Hungary is set to have elections in mid-April. Will Viktor Orbán, who has been prime minister for about 16 years and is a strong ally of Andrej Babiš, come to an end? Polls suggest that the opposition party Tisza has a lead of around 8 to 10 percent. Will that be enough? The country's electoral system is very specific and largely favors the current ruling party, Fidesz.
The Hungarians have repeatedly chosen a strong leader in previous elections, who promised to defend their values and ensure economic prosperity. As a result of Viktor Orbán's Fidesz party dominating the political and economic life in the country, there has been an oligarchization of society, a gradual severing of ties with its partners in the European Union, and a shift towards the East. This was recently evident in the revelation that Hungarian Foreign Minister Péter Szijjártó had been regularly informing Russia about European Union meetings. In fact, this politician travels to Moscow regularly. Since the beginning of the invasion of Ukraine, he has visited there fifteen times!
Fifteen years ago, a law aided Orbán's party in dominating Hungarian society by favoring larger parties in elections. This involved the purposeful redrawing of electoral district boundaries, with some representatives elected on a majority basis and others proportionally. Districts where leftist parties were winning were reorganized. These areas were merged with regions where Fidesz historically dominated. Previously balanced districts were divided or combined to favor candidates from Viktor Orbán's party.
Hungary has also been in long-standing conflict with the European Union. It criticizes the current form of the union by claiming it is a "European empire." It accuses Hungarian financier of Jewish origin George Soros of setting the union's agenda through international non-governmental organizations.
Orbán's government also approved a law that bans the dissemination of materials depicting homosexuality or gender change among persons under 18. This sparked controversy among European leaders, human rights organizations, LGBT+ activists, as well as many Hungarians who believe the law restricts freedom of expression and children's rights.
A turning point in the perception of Orbán's regime occurred two years ago when it was revealed that then-President Katalin Novák, nominated by Fidesz, pardoned former deputy director of a children's home, Endre Kónya. He was convicted for helping to cover up the sexual abuse of children by his superiors and for forcing one of the victims to change their testimony. Judit Varga, who was the Minister of Justice at the time the pardon was granted, resigned from her parliamentary mandate.
One of the elite members of Fidesz, Péter Magyar, left the party and became the leader of the Tisza party, which received just under 30 percent in the European Parliament elections after a few short months.
The difference between the two political currents has become fully apparent in recent months, just before the elections, which will take place in the country on April 12. While Orbán's style alarms with Ukrainian President Volodymyr Zelensky, whose country has been resisting Russian occupation for more than four years, and thunders that Hungary will not be a "colony of Brussels," Magyar positions himself against the current "corrupt government" and says he will kickstart the country's stagnant economy.

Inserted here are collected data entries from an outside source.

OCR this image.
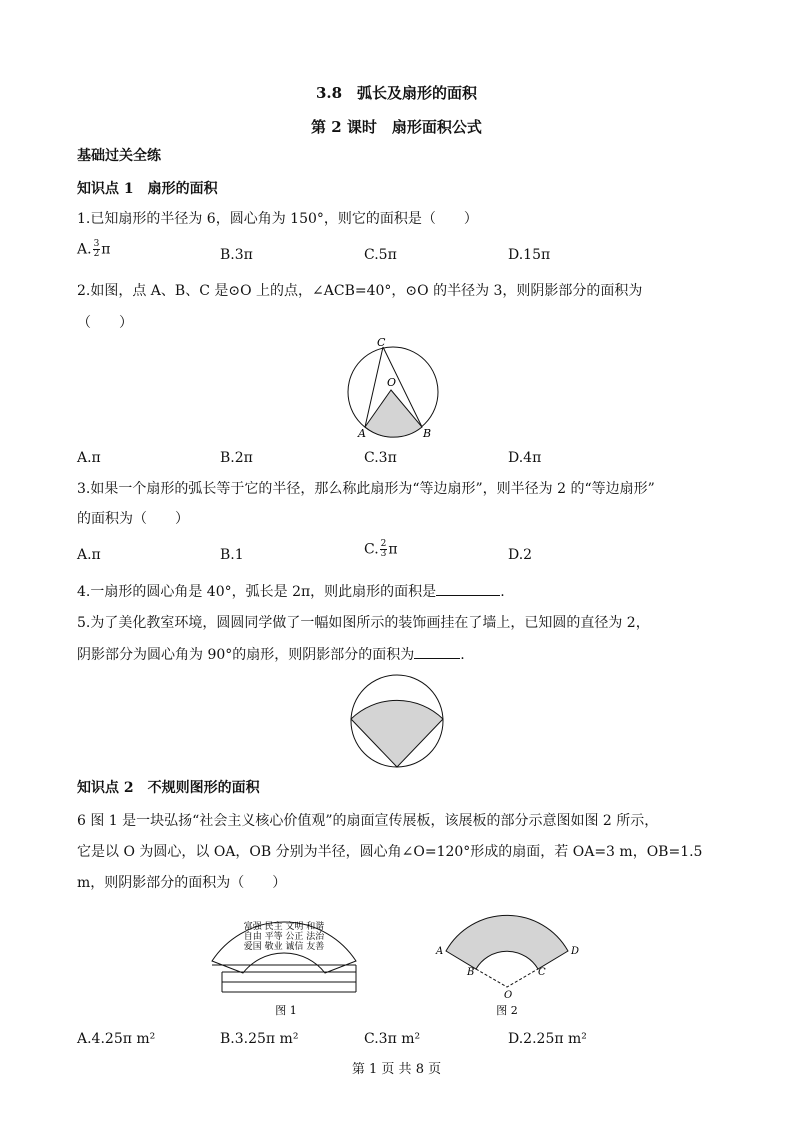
3.8　弧长及扇形的面积
第 2 课时　扇形面积公式
基础过关全练
知识点 1　 扇形的面积
1.已知扇形的半径为 6，圆心角为 150°，则它的面积是（　　）
A. $\frac{3}{2}$ π	B.3π	C.5π	D.15π
2.如图，点 A、B、C 是⊙O 上的点，∠ACB=40°，⊙O 的半径为 3，则阴影部分的面积为
（　　）
C
O
A	B
A.π	B.2π	C.3π	D.4π
3.如果一个扇形的弧长等于它的半径，那么称此扇形为“等边扇形”，则半径为 2 的“等边扇形”
的面积为（　　）
A.π	B.1	C. $\frac{2}{3}$ π	D.2
4.一扇形的圆心角是 40°，弧长是 2π，则此扇形的面积是	.
5.为了美化教室环境，圆圆同学做了一幅如图所示的装饰画挂在了墙上，已知圆的直径为 2，
阴影部分为圆心角为 90°的扇形，则阴影部分的面积为	.
知识点 2　 不规则图形的面积
6 图 1 是一块弘扬“社会主义核心价值观”的扇面宣传展板，该展板的部分示意图如图 2 所示，
它是以 O 为圆心，以 OA，OB 分别为半径，圆心角∠O=120°形成的扇面，若 OA=3 m，OB=1.5
m，则阴影部分的面积为（　　）
富强 民主 文明 和谐
自由 平等 公正 法治
爱国 敬业 诚信 友善
图 1
A
B	C
D
O
图 2
A.4.25π m²	B.3.25π m²	C.3π m²	D.2.25π m²
第 1 页 共 8 页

Although the local economy gradually recovered from the previous slowdown last year, with the growth rate of the gross domestic product approaching 2 percent, the labor market remains very tight. At the same time, wage growth in several sectors exceeds productivity growth.
According to current surveys by the 21 Kutatóközpont agency, which most accurately predicted the results of the 2024 European elections, Tisza would now receive 38 percent of the vote compared to 30 percent for Fidesz. Among decided voters, this ratio is even 51 to 41 percent.
Orbán's camp and those he relies on are therefore becoming increasingly nervous. According to claims by European intelligence services, in February the Russian Foreign Intelligence Service considered staging an assassination attempt on the Hungarian prime minister, which would make state security and stability key topics in the pre-election campaign, themes Orbán banks on. This month, information surfaced indicating an increased presence of Russian experts in the Hungarian capital.
The outcome of the Hungarian elections will also impact Czech politics. If Orbán indeed loses and is unable to form a government, it won't be good news for his ally Andrej Babiš or Czech Foreign Minister Petr Macinka, who personally traveled to Budapest on Monday to support the current Hungarian Prime Minister during his election campaign.
However, it may have a positive impact on the future functioning of V4 group countries, which have stalled and lost credibility in recent years due to both Orbán and Slovak government leader Robert Fico. One of the biggest critics of the current Hungarian regime is particularly Poland.
"The report that Orbán's people inform Moscow about the EU Council meetings in the smallest details should not surprise anyone. We have had our suspicions about this for a long time. That is one of the reasons why I only express myself when it is absolutely necessary, and I say only as much as needed,"
quoted Polish Prime Minister Donald Tusk ČTK.